Karena dengan pengulangan (zikir) tersebut akan memberikan efek eksistensi didalam diri. Coba perhatikan anak bayi, melalui pengulangan akhirnya ia pun bisa melafazkan kata-kata. 2) Arrahman dan Arrahim yang pertama dibawah naungan langsung asma Allah swt. Kemudian Arrahman dan Arrahim yang kedua dibawah naungan Rabbil 'alamin setelah alhamdu.

Karena itu Arrahman dan Arrahim yang pertama berkaitan dengan penciptaan dan yang kedua setelah penciptaan, maksudnya setelah kita memuji Tuhan (mensyukuri Tuhan) barulah kemudian kita mendapatkan Arrahman atau Arrahim. Karena itu Nabi Adam as, setelah beliau bersin beliau mengucapkan alhamdulillah, kemudian langsung di jawab oleh Allah swt 'semoga Allah merahmatimu wahai Adam' (rahimakallah ya adam). Malikiyaumiddin ; Pemilik hari akhir. Kata maliki pada ayat tersebut dibaca dalam beberapa bentuk, ada yg baca maaliki (dengan alif) sehingga maknanya; Allah swt dengan Rahman dan Rahimnya pemilik hari kiamat dimana pada saat itu tak ada lagi makhluk yg mengaku sebagai pemilik. Kemudian ada juga yg baca maliki (tanpa alif) sehingga maknanya Allah swt dengan Rahman dan Rahimnya pemilik dan penguasa pada hari kiamat dimana pada hari itu, pemilik dan penguasa hanya milik-Nya.
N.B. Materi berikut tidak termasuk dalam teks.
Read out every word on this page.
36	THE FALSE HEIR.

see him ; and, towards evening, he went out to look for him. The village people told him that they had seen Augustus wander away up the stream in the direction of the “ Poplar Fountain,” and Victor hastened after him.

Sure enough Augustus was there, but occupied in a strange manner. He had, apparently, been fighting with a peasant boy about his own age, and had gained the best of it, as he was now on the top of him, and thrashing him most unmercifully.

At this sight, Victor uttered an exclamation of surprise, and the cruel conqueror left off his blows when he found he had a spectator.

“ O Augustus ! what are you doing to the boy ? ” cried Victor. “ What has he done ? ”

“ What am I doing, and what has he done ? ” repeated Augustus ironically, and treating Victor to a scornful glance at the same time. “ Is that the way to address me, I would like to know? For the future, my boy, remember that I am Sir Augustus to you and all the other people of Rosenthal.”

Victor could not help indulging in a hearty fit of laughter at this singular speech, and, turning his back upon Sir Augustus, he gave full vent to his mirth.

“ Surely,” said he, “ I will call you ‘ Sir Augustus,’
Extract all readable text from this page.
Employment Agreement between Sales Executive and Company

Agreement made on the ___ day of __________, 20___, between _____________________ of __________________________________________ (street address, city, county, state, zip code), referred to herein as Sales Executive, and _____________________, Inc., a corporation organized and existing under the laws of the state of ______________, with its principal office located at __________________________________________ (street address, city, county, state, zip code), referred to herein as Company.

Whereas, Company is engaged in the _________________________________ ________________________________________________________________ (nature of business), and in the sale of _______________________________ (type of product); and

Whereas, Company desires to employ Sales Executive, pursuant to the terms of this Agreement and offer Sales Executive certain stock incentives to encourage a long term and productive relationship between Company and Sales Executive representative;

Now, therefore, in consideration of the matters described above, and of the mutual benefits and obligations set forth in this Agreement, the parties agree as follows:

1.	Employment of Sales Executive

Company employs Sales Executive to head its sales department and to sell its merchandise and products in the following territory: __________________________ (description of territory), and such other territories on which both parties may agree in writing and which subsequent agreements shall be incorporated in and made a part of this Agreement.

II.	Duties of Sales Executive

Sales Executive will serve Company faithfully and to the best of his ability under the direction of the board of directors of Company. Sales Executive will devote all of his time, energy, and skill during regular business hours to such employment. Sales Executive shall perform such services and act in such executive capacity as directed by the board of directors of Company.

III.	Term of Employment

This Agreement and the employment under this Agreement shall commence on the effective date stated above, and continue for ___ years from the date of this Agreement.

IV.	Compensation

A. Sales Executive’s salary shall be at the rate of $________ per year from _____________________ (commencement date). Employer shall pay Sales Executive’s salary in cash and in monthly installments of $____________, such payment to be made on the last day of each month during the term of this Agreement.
Jika demikian, pertanyaannya adalah atas dasar apa pemilik dan penguasa dikhususkan pada hari kiamat ? Bukankah Dia pemilik segalanya dan pemilik segala sesuatu ? Lalu kenapa hanya hari akhir ? Alasannya karena akhirat adalah alam hakekat, alam dimana hijab-hijab telah tersingkap (yauma tublassarair ; hari dimana semua rahasia-rahasia tersingkap), karena itu diayat lain Allah swt berfirman; limanil mulkul yaum (siapakah pemilik hari (kiamat) ini ? Kemudian Allah swt sendiri menjawab 'lillahil wahidil qahhar (hanya milik Allah-lah Yang Maha Esa Lagi Maha Perkasa) karena tidak ada seorang pun yg mengaku sebagai pemilik pada hari kiamat.
Namun hal ini berbeda pada alam dunia, alam dunia adalah alam iktibari, alam simbolik. Maksudnya dijelaskan dengan perantara, misalnya bahasa atau simbol lainnya. Oleh karena itu, Meskipun secara ontologi (takwini) dunia dan segala sesuatu milik Allah swt, namun secara tasyri'I (ikhtiyar) manusia bisa saja mengaku memiliki sesuatu didunia ini sebagaimana yg kita saksikan pada namrud dan fir'aun. 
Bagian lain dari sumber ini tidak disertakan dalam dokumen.